Commanders and leaders
- Pedro Bravo de Acuña Mole Majimu: Mudafar Syah I

Strength
- 36 ships, 3,095 Spanish and Filipino soldiers and sailors, 600 warriors from Tidore: 2,000–3,000 warriors, 43 heavy cannons

Casualties and losses
- 15 dead, 20 wounded: Unknown

= Spanish conquest of the Moluccas =

The Spanish conquest of the Moluccas was a large-scale military campaign launched by the Spanish authorities of Manila in April 1606 in response to the alliance between the Sultanate of Ternate and the Dutch East India Company. The conquest of Ternate had been a goal for the Spanish since Sultan Babullah expelled the Portuguese from the island in 1575 and the Iberian Union between the Crowns of Spain and Portugal had been formed in 1580.

The campaign was conceived in 1601 by Pedro Bravo de Acuña, newly-appointed governor of the Philippines, while in New Spain. Its goals were to restore the Catholicism in the area, increase the Spanish reputation, take control of the wealthy clove trade and isolate the Muslims of Sulu and Maguindanao from their Ternatean allies. Following two years of conversations and planning, and after a failed attempt in 1603 to capture Ternate, in 1604 Philip III of Spain prompted the recruitment of large contingents of troops in Andalucía and New Spain for their transfer to the Philippines, where they arrived in February and June 1605. In the meantime, the Dutch East India Company drove the Portuguese from Ambon and Tidore, increasing the urge in Manila to launch the expedition.

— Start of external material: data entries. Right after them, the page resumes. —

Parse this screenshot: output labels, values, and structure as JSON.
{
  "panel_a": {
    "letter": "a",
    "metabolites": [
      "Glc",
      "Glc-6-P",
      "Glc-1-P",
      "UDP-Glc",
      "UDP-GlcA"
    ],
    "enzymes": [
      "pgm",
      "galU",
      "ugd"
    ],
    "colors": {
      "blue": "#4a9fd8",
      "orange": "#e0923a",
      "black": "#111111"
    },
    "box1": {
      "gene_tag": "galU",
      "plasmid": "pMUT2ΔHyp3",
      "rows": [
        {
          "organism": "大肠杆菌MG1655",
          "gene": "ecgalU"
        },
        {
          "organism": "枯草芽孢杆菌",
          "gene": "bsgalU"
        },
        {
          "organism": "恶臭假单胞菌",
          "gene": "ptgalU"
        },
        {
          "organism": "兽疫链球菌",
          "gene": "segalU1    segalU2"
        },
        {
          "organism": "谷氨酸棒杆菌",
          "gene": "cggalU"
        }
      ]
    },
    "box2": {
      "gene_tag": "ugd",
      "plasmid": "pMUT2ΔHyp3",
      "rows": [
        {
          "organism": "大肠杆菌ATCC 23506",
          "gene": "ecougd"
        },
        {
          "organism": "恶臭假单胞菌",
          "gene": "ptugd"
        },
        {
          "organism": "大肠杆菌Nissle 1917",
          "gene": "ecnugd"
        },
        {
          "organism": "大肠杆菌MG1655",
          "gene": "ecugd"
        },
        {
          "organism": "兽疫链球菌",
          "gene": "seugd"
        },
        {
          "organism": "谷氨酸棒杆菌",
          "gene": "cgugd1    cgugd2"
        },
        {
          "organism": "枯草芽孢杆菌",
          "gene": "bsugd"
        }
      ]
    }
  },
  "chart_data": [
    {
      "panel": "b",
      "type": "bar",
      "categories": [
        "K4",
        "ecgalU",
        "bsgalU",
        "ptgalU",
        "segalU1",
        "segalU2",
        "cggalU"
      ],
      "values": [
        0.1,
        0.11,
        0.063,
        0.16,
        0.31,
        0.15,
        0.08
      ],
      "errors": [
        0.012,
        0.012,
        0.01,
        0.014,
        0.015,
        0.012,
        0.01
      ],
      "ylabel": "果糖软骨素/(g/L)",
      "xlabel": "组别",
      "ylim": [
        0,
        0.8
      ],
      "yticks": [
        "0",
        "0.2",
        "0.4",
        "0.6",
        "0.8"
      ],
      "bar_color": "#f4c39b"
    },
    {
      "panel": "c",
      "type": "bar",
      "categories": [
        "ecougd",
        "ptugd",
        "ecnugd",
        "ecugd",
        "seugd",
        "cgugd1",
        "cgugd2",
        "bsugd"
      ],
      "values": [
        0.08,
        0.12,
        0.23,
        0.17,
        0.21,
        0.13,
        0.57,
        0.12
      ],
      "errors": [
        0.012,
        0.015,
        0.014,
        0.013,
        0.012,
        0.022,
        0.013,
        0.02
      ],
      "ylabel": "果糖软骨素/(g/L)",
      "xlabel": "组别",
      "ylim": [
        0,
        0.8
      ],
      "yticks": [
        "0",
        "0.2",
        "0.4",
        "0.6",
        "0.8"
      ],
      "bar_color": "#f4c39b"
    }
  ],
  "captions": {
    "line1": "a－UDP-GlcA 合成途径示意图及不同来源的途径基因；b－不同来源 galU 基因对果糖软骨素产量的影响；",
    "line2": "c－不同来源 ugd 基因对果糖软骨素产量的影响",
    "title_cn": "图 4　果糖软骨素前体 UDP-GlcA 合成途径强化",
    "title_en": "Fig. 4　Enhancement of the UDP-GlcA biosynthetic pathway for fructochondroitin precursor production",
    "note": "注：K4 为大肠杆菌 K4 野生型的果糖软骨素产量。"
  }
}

A Spanish fleet of 36 ships was assembled in early 1606 in the port of Iloilo, in the island of Panay, with over 3,000 soldiers and sailors on board. It set sail in mid-February and reached Ternate in late-March, having made an escale at Zamboanga, in Mindanao. The Spanish, joined by the Sultan of Tidore and his forces, first expelled the Dutch from Tidore and then landed in Ternate, where they attacked and conquered the fort of Gammalamma. Sultan Mudafar Syah fled to the nearby island of Halmahera, but surrendered shortly after and pledged allegiance to the Spanish Crown. So was established the Spanish province of Maluco, which would extend from the north of Sulawesi to Morotai and from Siau to Bacan.